With the hamsters in his arms, McClown left the room by a side door and left the two men alone. He entered a cosy room and put down the hamsters on a table at a window. Glancing out of the window, he could see Oban port in the distance. As matter of fact it was a beautiful view but the old lord had not given him this sea view room without reason. It was directly under His Lordship’s room so that the butler had short ways to fulfil the manifold wishes of his master. McClown took a rug and spread it on an easy chair, took up the hamsters again and one by one set them down at this cosy spot.
“Well, my dear little ones”, he said, “surely you little nocturnals are completely knocked out by this exhausting day travelling. First of all I’ll take care of our visitors and the lord. See you later.”
He took an apple from a bowl on a shabby chest of drawers and passed it to the hamsters.
“Well, this should do.” With these words he left the sleeping room.
“I just don’t believe it”, Goldi shouted. “Old McClown! He makes our day. As I always usefully said, my dear hamsters”, he aped the mayor, “we generally came to the lonely belief…”
“Stop it, Goldi”, Flecki snickered, “or I’ll wet my fur!”
“Erm, and now? Going home?” Dodo asked.
“O no, we’d have to be back at that daft school”, Hamstilidamst cried. “I won’t be bothered with biology and math!”
“Math and bio are easy as pie”, Goldi replied, tasting the apple. “Math is just logical.”
“Logical? Math is logical?” Flecki nagged. “Math is illogical rubbish, Goldi! Think of that: Two people enter an empty house, after a while, three people come out. What does that daft math teacher say? He says: If another one is going in now, the house is empty again.”
“We also had something that silly once”, Tealeafy shouted. “The postman has a speed of 12 km/h and the dachshund a speed of 16 km/h, the distance is 50 m. When does the dachshund overtake the postman? And teacher asked us to solve the problem graphically.”
“Well?” Goldi asked, chewing. “Did you know?”
“Nope”, Tealeafy grunted. “Teacher said I failed because I wrote that I can’t draw a dachshund.”
“If you’ve done with our classroom matters, perhaps we can discuss what is to happen now”, chief engineer Botchy gnarled and gave the mayor an angry glance who as sitting on the window sill and marvelled at the view to Oban port.

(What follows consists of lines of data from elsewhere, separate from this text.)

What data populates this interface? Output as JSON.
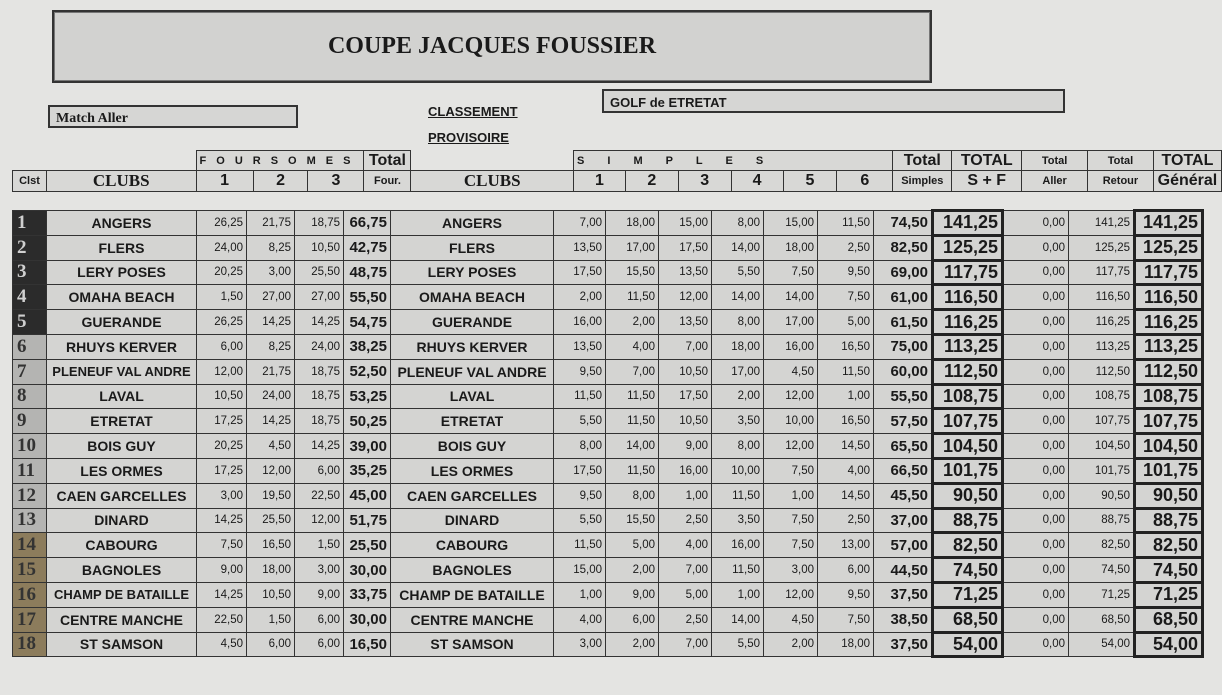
{
  "title": "COUPE JACQUES FOUSSIER",
  "match_label": "Match Aller",
  "classement": [
    "CLASSEMENT",
    "PROVISOIRE"
  ],
  "golf": "GOLF de ETRETAT",
  "headers": {
    "clst": "Clst",
    "clubs": "CLUBS",
    "foursomes": "FOURSOMES",
    "f_cols": [
      "1",
      "2",
      "3"
    ],
    "total_four": [
      "Total",
      "Four."
    ],
    "simples": "S I M P L E S",
    "s_cols": [
      "1",
      "2",
      "3",
      "4",
      "5",
      "6"
    ],
    "total_simples": [
      "Total",
      "Simples"
    ],
    "total_sf": [
      "TOTAL",
      "S + F"
    ],
    "total_aller": [
      "Total",
      "Aller"
    ],
    "total_retour": [
      "Total",
      "Retour"
    ],
    "total_general": [
      "TOTAL",
      "Général"
    ]
  },
  "rank_colors": {
    "top": "#2b2b2b",
    "mid": "#b4b4b2",
    "low": "#8c7c5c"
  },
  "rows": [
    [
      "1",
      "ANGERS",
      "26,25",
      "21,75",
      "18,75",
      "66,75",
      "7,00",
      "18,00",
      "15,00",
      "8,00",
      "15,00",
      "11,50",
      "74,50",
      "141,25",
      "0,00",
      "141,25",
      "141,25"
    ],
    [
      "2",
      "FLERS",
      "24,00",
      "8,25",
      "10,50",
      "42,75",
      "13,50",
      "17,00",
      "17,50",
      "14,00",
      "18,00",
      "2,50",
      "82,50",
      "125,25",
      "0,00",
      "125,25",
      "125,25"
    ],
    [
      "3",
      "LERY POSES",
      "20,25",
      "3,00",
      "25,50",
      "48,75",
      "17,50",
      "15,50",
      "13,50",
      "5,50",
      "7,50",
      "9,50",
      "69,00",
      "117,75",
      "0,00",
      "117,75",
      "117,75"
    ],
    [
      "4",
      "OMAHA BEACH",
      "1,50",
      "27,00",
      "27,00",
      "55,50",
      "2,00",
      "11,50",
      "12,00",
      "14,00",
      "14,00",
      "7,50",
      "61,00",
      "116,50",
      "0,00",
      "116,50",
      "116,50"
    ],
    [
      "5",
      "GUERANDE",
      "26,25",
      "14,25",
      "14,25",
      "54,75",
      "16,00",
      "2,00",
      "13,50",
      "8,00",
      "17,00",
      "5,00",
      "61,50",
      "116,25",
      "0,00",
      "116,25",
      "116,25"
    ],
    [
      "6",
      "RHUYS KERVER",
      "6,00",
      "8,25",
      "24,00",
      "38,25",
      "13,50",
      "4,00",
      "7,00",
      "18,00",
      "16,00",
      "16,50",
      "75,00",
      "113,25",
      "0,00",
      "113,25",
      "113,25"
    ],
    [
      "7",
      "PLENEUF VAL ANDRE",
      "12,00",
      "21,75",
      "18,75",
      "52,50",
      "9,50",
      "7,00",
      "10,50",
      "17,00",
      "4,50",
      "11,50",
      "60,00",
      "112,50",
      "0,00",
      "112,50",
      "112,50"
    ],
    [
      "8",
      "LAVAL",
      "10,50",
      "24,00",
      "18,75",
      "53,25",
      "11,50",
      "11,50",
      "17,50",
      "2,00",
      "12,00",
      "1,00",
      "55,50",
      "108,75",
      "0,00",
      "108,75",
      "108,75"
    ],
    [
      "9",
      "ETRETAT",
      "17,25",
      "14,25",
      "18,75",
      "50,25",
      "5,50",
      "11,50",
      "10,50",
      "3,50",
      "10,00",
      "16,50",
      "57,50",
      "107,75",
      "0,00",
      "107,75",
      "107,75"
    ],
    [
      "10",
      "BOIS GUY",
      "20,25",
      "4,50",
      "14,25",
      "39,00",
      "8,00",
      "14,00",
      "9,00",
      "8,00",
      "12,00",
      "14,50",
      "65,50",
      "104,50",
      "0,00",
      "104,50",
      "104,50"
    ],
    [
      "11",
      "LES ORMES",
      "17,25",
      "12,00",
      "6,00",
      "35,25",
      "17,50",
      "11,50",
      "16,00",
      "10,00",
      "7,50",
      "4,00",
      "66,50",
      "101,75",
      "0,00",
      "101,75",
      "101,75"
    ],
    [
      "12",
      "CAEN GARCELLES",
      "3,00",
      "19,50",
      "22,50",
      "45,00",
      "9,50",
      "8,00",
      "1,00",
      "11,50",
      "1,00",
      "14,50",
      "45,50",
      "90,50",
      "0,00",
      "90,50",
      "90,50"
    ],
    [
      "13",
      "DINARD",
      "14,25",
      "25,50",
      "12,00",
      "51,75",
      "5,50",
      "15,50",
      "2,50",
      "3,50",
      "7,50",
      "2,50",
      "37,00",
      "88,75",
      "0,00",
      "88,75",
      "88,75"
    ],
    [
      "14",
      "CABOURG",
      "7,50",
      "16,50",
      "1,50",
      "25,50",
      "11,50",
      "5,00",
      "4,00",
      "16,00",
      "7,50",
      "13,00",
      "57,00",
      "82,50",
      "0,00",
      "82,50",
      "82,50"
    ],
    [
      "15",
      "BAGNOLES",
      "9,00",
      "18,00",
      "3,00",
      "30,00",
      "15,00",
      "2,00",
      "7,00",
      "11,50",
      "3,00",
      "6,00",
      "44,50",
      "74,50",
      "0,00",
      "74,50",
      "74,50"
    ],
    [
      "16",
      "CHAMP DE BATAILLE",
      "14,25",
      "10,50",
      "9,00",
      "33,75",
      "1,00",
      "9,00",
      "5,00",
      "1,00",
      "12,00",
      "9,50",
      "37,50",
      "71,25",
      "0,00",
      "71,25",
      "71,25"
    ],
    [
      "17",
      "CENTRE MANCHE",
      "22,50",
      "1,50",
      "6,00",
      "30,00",
      "4,00",
      "6,00",
      "2,50",
      "14,00",
      "4,50",
      "7,50",
      "38,50",
      "68,50",
      "0,00",
      "68,50",
      "68,50"
    ],
    [
      "18",
      "ST SAMSON",
      "4,50",
      "6,00",
      "6,00",
      "16,50",
      "3,00",
      "2,00",
      "7,00",
      "5,50",
      "2,00",
      "18,00",
      "37,50",
      "54,00",
      "0,00",
      "54,00",
      "54,00"
    ]
  ]
}
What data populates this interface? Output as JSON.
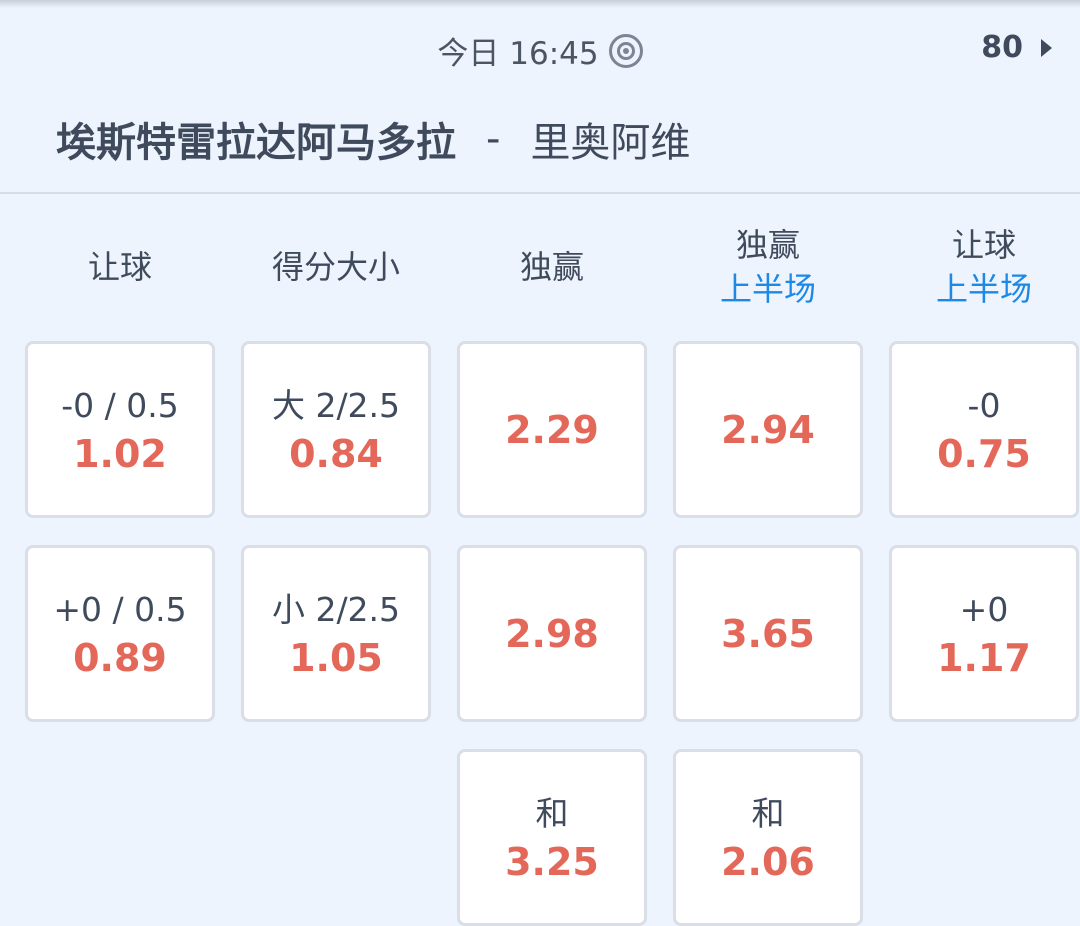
{
  "header": {
    "time": "今日 16:45",
    "minute": "80",
    "home_team": "埃斯特雷拉达阿马多拉",
    "separator": "-",
    "away_team": "里奥阿维"
  },
  "columns": [
    {
      "title": "让球",
      "subtitle": ""
    },
    {
      "title": "得分大小",
      "subtitle": ""
    },
    {
      "title": "独赢",
      "subtitle": ""
    },
    {
      "title": "独赢",
      "subtitle": "上半场"
    },
    {
      "title": "让球",
      "subtitle": "上半场"
    }
  ],
  "rows": [
    [
      {
        "label": "-0 / 0.5",
        "odds": "1.02"
      },
      {
        "label": "大 2/2.5",
        "odds": "0.84"
      },
      {
        "label": "",
        "odds": "2.29"
      },
      {
        "label": "",
        "odds": "2.94"
      },
      {
        "label": "-0",
        "odds": "0.75"
      }
    ],
    [
      {
        "label": "+0 / 0.5",
        "odds": "0.89"
      },
      {
        "label": "小 2/2.5",
        "odds": "1.05"
      },
      {
        "label": "",
        "odds": "2.98"
      },
      {
        "label": "",
        "odds": "3.65"
      },
      {
        "label": "+0",
        "odds": "1.17"
      }
    ],
    [
      null,
      null,
      {
        "label": "和",
        "odds": "3.25"
      },
      {
        "label": "和",
        "odds": "2.06"
      },
      null
    ]
  ],
  "colors": {
    "odds": "#e4685a",
    "subtitle": "#1e88e5",
    "background": "#eef4fd"
  }
}
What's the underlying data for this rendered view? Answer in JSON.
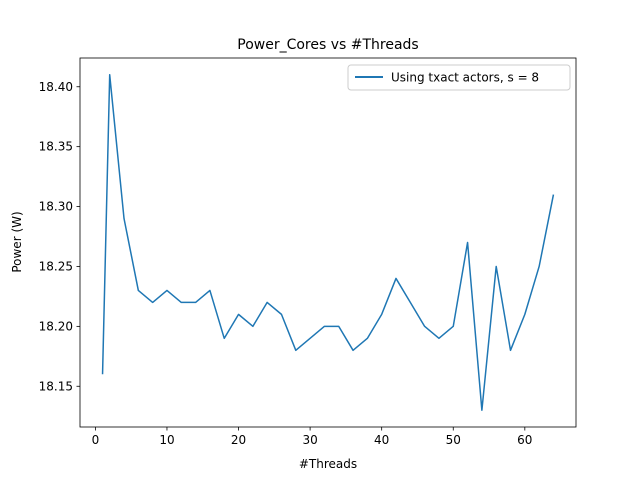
{
  "chart_data": {
    "type": "line",
    "title": "Power_Cores vs #Threads",
    "xlabel": "#Threads",
    "ylabel": "Power (W)",
    "xlim": [
      -2.15,
      67.15
    ],
    "ylim": [
      18.116,
      18.424
    ],
    "xticks": [
      0,
      10,
      20,
      30,
      40,
      50,
      60
    ],
    "xtick_labels": [
      "0",
      "10",
      "20",
      "30",
      "40",
      "50",
      "60"
    ],
    "yticks": [
      18.15,
      18.2,
      18.25,
      18.3,
      18.35,
      18.4
    ],
    "ytick_labels": [
      "18.15",
      "18.20",
      "18.25",
      "18.30",
      "18.35",
      "18.40"
    ],
    "grid": false,
    "legend_position": "top-right",
    "series": [
      {
        "name": "Using txact actors, s = 8",
        "color": "#1f77b4",
        "x": [
          1,
          2,
          4,
          6,
          8,
          10,
          12,
          14,
          16,
          18,
          20,
          22,
          24,
          26,
          28,
          30,
          32,
          34,
          36,
          38,
          40,
          42,
          44,
          46,
          48,
          50,
          52,
          54,
          56,
          58,
          60,
          62,
          64
        ],
        "y": [
          18.16,
          18.41,
          18.29,
          18.23,
          18.22,
          18.23,
          18.22,
          18.22,
          18.23,
          18.19,
          18.21,
          18.2,
          18.22,
          18.21,
          18.18,
          18.19,
          18.2,
          18.2,
          18.18,
          18.19,
          18.21,
          18.24,
          18.22,
          18.2,
          18.19,
          18.2,
          18.27,
          18.13,
          18.25,
          18.18,
          18.21,
          18.25,
          18.31
        ]
      }
    ]
  }
}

“Er, yes, we are here now and that is wonderful, my dear hamsters. After a fashion we so to say have succeeded if I may phrase it like that and I am proud…”
“All right, all right, but what now?”
“Well, my dear Flecki, we of course will find some solution. I am, er, open for proposals. Yes, Goldi?”
“We kidnap the old crack, nick the truck and bolt back!”
“We offer them sacks of sunflower seed!”
“We knock him out, stuff him into the truck and just make the truck driver take him along.”
“We convince McClown to help us!”
“We threaten to level his castle if he doesn’t come!”
The hamsters made quite a kerfuffle and each of them had his own ideas how to solve the problem. After an unsuccessful hour it was decided to found a competence team and there were first brawls about who was to join in. After another hour they came to a consent.
Exhaustedly the hamsters scrambled under the rug on the easy chair and held their siesta.